Yanuar segera membebat lukanya, mengambil satu bingkisan tas besar yang dibawakan oleh Aruna untuk William.
“Nih, lo pake. Beruntung Aruna bawain warna item.”
William memilih menghemat energi, dia mulai kehilangan banyak energi. Wajahnya yang berubah semakin pucat menambah kekhawatiran di wajah Yanuar. Namun, Yanuar tahu batas yang tak bisa ditembus olehnya saat ini.
Kali ini, dia hanya membantu penampilan William agar terlihat baik.
Sementara William memilih memejamkan matanya di sepanjang jalan.

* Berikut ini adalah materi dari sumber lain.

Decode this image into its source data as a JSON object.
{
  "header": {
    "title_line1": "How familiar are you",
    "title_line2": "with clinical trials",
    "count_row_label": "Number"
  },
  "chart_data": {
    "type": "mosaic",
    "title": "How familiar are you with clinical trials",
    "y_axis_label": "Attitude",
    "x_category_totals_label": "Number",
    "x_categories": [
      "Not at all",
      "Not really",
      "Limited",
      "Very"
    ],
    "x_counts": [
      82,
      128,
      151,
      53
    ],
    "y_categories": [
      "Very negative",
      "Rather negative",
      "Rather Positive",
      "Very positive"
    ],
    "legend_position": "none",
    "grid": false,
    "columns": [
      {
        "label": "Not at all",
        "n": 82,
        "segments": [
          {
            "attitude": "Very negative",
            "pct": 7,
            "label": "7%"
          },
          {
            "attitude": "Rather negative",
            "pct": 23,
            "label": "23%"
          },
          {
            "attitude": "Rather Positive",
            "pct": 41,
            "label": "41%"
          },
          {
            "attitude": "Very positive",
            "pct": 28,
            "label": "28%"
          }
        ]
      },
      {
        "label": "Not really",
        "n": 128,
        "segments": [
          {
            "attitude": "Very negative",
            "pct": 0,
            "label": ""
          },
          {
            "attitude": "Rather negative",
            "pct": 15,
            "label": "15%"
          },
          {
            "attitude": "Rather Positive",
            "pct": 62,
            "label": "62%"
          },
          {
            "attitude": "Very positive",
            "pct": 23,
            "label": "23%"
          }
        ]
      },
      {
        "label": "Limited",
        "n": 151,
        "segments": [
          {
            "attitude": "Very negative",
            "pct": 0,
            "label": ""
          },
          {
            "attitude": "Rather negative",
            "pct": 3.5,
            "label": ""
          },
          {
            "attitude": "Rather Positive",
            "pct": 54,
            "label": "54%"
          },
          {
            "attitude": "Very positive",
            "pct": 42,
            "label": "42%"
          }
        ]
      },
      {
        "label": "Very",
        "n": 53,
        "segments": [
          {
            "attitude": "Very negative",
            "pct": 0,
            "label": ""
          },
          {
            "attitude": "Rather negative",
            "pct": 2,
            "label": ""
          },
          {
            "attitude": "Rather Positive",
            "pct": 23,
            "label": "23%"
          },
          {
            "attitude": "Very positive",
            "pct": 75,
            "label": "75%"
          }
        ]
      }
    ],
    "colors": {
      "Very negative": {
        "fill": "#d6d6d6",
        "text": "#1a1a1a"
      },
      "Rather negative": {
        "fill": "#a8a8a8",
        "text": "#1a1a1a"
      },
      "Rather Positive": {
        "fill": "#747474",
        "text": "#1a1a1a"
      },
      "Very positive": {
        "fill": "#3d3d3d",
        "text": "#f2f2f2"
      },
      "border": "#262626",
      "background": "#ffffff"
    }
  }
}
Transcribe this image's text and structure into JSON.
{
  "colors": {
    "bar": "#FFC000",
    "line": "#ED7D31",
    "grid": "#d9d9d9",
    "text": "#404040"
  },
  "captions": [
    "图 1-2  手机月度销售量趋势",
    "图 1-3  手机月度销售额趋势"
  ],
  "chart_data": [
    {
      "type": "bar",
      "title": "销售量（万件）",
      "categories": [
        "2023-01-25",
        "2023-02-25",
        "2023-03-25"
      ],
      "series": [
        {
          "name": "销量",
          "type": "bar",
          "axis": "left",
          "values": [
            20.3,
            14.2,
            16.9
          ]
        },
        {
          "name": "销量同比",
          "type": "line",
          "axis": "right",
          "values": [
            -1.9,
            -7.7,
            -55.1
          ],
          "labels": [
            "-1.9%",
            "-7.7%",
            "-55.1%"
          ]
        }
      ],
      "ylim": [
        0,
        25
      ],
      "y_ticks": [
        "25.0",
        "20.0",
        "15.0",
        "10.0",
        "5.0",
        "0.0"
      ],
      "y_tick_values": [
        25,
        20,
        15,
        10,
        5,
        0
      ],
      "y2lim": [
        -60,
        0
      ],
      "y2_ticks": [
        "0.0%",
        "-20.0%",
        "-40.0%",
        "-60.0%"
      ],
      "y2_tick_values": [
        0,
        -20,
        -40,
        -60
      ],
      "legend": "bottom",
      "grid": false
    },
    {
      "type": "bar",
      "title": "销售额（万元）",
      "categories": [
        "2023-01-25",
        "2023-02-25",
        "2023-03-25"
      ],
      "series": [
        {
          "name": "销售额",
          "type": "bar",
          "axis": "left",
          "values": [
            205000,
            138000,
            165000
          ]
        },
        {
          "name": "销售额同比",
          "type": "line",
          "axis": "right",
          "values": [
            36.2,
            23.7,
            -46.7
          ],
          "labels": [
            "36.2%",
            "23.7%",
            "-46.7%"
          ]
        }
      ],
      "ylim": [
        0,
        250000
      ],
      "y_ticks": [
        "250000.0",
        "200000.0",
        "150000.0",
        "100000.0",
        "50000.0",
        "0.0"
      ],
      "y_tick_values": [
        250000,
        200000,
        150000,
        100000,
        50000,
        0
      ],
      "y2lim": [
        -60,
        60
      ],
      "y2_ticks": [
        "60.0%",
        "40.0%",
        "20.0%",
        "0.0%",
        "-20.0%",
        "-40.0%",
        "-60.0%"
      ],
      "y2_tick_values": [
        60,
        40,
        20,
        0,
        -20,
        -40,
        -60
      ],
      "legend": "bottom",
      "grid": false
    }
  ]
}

Menghemat energi agar dirinya masih bisa berdiri tegak nantinya.
Mobil yang berhenti membuat tidurnya terpaksa disudahi saat Yanuar menepuk pundaknya. “Udah sampe. Lo mau ditemenin?” tawarnya.
William memilih segera turun tanpa menjawab tawaran Yanuar.
Dia mulai memasuki hall yang megah, menampakkan sosok yang selalu dicari oleh banyak orang itu.
Dia melihat Aruna tersenyum lega dan berlari menghampirinya.
“Akhirnya kamu datang.”
William segera menuju kakeknya, Matthew.
“Maaf, terlambat Kek,” ucapnya lemah.
Matthew sendiri mendesah lega saat cucunya itu datang. “Baguslah, kamu masih mau datang. Ayo,” ajaknya yang sudah bersiap untuk menuju meja bundar yang disediakan khusus bagi mereka.
“Kamu sudah siap, bukan? Menghadapi Ayahmu?” cetus Matthew. William pun mengangguk sembari matanya menyorot tajam ke depan.